As you can see, this reduced case gives the same “Wald” p- value (= 0.0167) as the original case, while the “LRT” p-value is sligthly smaller, 0.0159.

## 2.2 Back to the main track: A simulation study

Back to the “real business.” I simulated situations with a categorical variable with different numbers of levels. The null situation is under investigation, and the real significance level will be compared to the nominal, which I choose to be 5%. For each No. of levels, 2, …, 12, ten thousand replicates were made of an experiment with 100 births at each level and the probability of death constantly equal to 10% (a reasonable number in nineteenth century Västerbotten). I have tried other combinations of sample sizes and true death probability, but the general conclusion does not change.
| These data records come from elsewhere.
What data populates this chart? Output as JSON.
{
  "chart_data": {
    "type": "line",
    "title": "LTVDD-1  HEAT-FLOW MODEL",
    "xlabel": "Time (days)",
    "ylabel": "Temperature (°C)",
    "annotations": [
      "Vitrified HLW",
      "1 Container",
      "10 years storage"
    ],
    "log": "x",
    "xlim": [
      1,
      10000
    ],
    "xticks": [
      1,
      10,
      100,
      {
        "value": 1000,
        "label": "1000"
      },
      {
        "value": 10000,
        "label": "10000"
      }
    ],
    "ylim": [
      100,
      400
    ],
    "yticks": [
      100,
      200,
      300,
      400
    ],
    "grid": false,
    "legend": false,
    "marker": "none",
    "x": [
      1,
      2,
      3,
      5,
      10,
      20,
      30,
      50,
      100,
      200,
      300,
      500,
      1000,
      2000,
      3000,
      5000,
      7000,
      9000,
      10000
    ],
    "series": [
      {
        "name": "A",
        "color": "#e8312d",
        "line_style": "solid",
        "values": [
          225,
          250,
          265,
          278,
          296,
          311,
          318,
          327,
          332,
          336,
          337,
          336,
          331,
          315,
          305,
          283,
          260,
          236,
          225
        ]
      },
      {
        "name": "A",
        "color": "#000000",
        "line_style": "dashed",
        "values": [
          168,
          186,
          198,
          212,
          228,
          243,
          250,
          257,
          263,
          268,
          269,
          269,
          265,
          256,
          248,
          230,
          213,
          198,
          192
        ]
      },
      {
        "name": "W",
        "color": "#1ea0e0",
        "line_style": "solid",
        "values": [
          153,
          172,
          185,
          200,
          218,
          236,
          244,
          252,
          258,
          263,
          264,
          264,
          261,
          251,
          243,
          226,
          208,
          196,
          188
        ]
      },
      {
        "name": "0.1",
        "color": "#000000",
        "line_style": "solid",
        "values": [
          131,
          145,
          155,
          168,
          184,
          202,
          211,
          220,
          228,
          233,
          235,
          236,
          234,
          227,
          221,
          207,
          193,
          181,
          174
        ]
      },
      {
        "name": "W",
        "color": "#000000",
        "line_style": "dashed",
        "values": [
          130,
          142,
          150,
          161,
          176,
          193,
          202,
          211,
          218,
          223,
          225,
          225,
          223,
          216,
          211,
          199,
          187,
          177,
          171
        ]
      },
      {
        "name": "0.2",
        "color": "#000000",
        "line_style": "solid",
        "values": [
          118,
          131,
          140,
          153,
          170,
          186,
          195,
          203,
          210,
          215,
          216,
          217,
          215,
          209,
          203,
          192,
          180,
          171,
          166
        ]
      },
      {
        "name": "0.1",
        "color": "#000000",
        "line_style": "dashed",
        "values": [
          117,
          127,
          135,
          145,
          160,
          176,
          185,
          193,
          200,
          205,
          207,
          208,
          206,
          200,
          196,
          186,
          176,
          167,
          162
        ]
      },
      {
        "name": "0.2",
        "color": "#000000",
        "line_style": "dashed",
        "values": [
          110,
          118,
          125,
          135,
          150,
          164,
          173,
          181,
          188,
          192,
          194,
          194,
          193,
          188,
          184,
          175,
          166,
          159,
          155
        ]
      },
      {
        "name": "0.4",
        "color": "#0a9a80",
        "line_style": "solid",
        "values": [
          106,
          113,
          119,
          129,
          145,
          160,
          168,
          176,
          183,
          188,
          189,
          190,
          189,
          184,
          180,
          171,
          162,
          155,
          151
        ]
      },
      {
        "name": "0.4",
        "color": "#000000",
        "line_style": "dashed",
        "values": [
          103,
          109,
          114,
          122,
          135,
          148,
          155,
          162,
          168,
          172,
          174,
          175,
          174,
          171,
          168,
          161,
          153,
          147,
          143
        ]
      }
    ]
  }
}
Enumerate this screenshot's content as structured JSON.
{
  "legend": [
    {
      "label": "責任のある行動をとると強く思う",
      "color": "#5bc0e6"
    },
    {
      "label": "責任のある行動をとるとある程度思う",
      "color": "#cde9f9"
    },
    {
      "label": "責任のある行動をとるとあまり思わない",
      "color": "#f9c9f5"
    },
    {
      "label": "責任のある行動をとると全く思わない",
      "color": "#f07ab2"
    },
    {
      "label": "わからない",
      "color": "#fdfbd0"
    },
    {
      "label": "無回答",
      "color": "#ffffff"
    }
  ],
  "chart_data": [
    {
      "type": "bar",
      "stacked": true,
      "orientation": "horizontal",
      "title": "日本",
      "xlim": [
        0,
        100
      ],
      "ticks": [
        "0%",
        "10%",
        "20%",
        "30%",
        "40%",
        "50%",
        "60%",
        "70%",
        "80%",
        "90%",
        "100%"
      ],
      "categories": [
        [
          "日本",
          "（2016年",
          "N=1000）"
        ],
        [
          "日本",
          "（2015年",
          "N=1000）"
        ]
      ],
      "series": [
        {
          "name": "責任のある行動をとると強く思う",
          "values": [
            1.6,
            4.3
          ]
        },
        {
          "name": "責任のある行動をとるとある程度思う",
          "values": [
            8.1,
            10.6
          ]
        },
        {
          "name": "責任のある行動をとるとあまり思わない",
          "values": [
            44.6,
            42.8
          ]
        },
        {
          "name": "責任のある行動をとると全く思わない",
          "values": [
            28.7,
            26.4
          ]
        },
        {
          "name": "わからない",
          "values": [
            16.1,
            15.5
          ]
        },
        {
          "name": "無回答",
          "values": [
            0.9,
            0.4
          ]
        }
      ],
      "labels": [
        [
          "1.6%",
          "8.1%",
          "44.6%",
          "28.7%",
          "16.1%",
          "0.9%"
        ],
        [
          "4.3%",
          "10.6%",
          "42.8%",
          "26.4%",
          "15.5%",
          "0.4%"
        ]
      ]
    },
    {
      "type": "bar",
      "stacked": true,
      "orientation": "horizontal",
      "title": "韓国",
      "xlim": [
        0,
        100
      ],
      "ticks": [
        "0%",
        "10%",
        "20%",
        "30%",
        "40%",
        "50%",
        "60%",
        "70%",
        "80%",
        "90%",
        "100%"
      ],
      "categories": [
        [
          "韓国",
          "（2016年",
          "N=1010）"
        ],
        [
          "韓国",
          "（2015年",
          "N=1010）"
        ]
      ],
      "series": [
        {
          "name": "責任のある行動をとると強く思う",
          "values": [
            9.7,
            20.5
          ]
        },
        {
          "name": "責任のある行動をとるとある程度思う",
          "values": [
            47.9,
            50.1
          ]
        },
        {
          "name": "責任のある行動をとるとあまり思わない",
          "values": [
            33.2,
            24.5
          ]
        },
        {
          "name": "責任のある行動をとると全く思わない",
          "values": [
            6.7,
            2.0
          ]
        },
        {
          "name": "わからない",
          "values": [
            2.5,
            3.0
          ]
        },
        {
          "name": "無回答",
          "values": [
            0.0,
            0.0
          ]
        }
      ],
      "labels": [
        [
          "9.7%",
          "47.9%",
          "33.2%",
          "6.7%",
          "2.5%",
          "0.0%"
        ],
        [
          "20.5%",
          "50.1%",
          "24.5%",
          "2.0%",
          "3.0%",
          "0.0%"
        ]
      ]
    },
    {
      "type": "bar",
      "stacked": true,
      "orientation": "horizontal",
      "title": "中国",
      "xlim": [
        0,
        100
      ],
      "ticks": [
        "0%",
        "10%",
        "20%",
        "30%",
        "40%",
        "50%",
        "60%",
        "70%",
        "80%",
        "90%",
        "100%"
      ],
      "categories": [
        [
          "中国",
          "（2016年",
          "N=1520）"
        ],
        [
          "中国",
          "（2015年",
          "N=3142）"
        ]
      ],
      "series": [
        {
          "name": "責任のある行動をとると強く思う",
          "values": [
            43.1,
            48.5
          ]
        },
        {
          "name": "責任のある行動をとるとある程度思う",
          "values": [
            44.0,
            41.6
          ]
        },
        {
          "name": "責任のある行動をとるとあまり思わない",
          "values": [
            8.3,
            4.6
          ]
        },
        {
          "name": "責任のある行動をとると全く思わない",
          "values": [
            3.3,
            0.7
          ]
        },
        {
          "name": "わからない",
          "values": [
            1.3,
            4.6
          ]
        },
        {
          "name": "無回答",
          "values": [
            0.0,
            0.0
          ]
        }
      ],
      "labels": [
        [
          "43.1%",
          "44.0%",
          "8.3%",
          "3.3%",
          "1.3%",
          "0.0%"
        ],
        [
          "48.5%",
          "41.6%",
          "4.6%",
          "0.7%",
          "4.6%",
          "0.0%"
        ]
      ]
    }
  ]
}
The number of levels is increasing from two to twelve, and for each I estimate the probability of finding a “significant” contrast. Since everything is done under the null hypothesis of no differences, we hope this probability to be below 5%. This is what happens: The blue line shows the overall (LRT) rejection probability as a function of the number of levels, and it stays almost constant at 0.05, as it should. The red line (with uniform 95% confidence limits) shows the probability of at least one “significant” contrast as a function of the number of levels, and it is OK for two levels, but then it quickly goes wild. We do no want to use a rule that has a 60% probability of Type 1 error (11 levels), do we?

# 3 Conclusion

The correct procedure is to first look at the overall (LRT) p-value, and only if that is small enough, go on and examine contrasts, but concentrate on the effect sizes rather than (exaggerated) p-values. Formal procedures for doing this have been around for almost a century, so study the old masters .

The (simple) Holm procedure can be described as follows: For n null hypotheses, calculate the traditional p-values and order them in increasing order. Then start with the smallest: if it is larger than 0.05/n, forget the whole thing. If it is smaller, reject the corresponding hypothesis and go on to the next ordered p-value and compare it with 0.05/(n-1): reject if smaller, otherwise forget this and the remaining hypotheses. And so on, until a p-value is too large. Note that for each rejection, the limit is made slightly larger. This is the improvement (more power) over the classical Bonferroni procedure that Holm (1979) introduced and extended to subset selection procedures (Sture Holm was my thesis supervisor 1978-79).

Finally some bad(?) news: This problem with multiple testing applies to all situations where more than one p-value is wanted, not only the case with one categorical covariate with many levels. There are two practical approaches to take: (i) Follow Holm’s rule as desribed above, or (ii) Regard p-values as ordinary statistics (they are), and give no probability interpretations to them, essentially, skip the stars. Do not test hypotheses about contrasts, satisfy yourself with the LRT tests. Ignoring these rules leads sooner or later to the territory where scientific fraud lingers. Most important is to have a research protocol, written before looking at data, stating exactly which hypotheses you want to test.

And, by all means, do not forget the subject matter significance.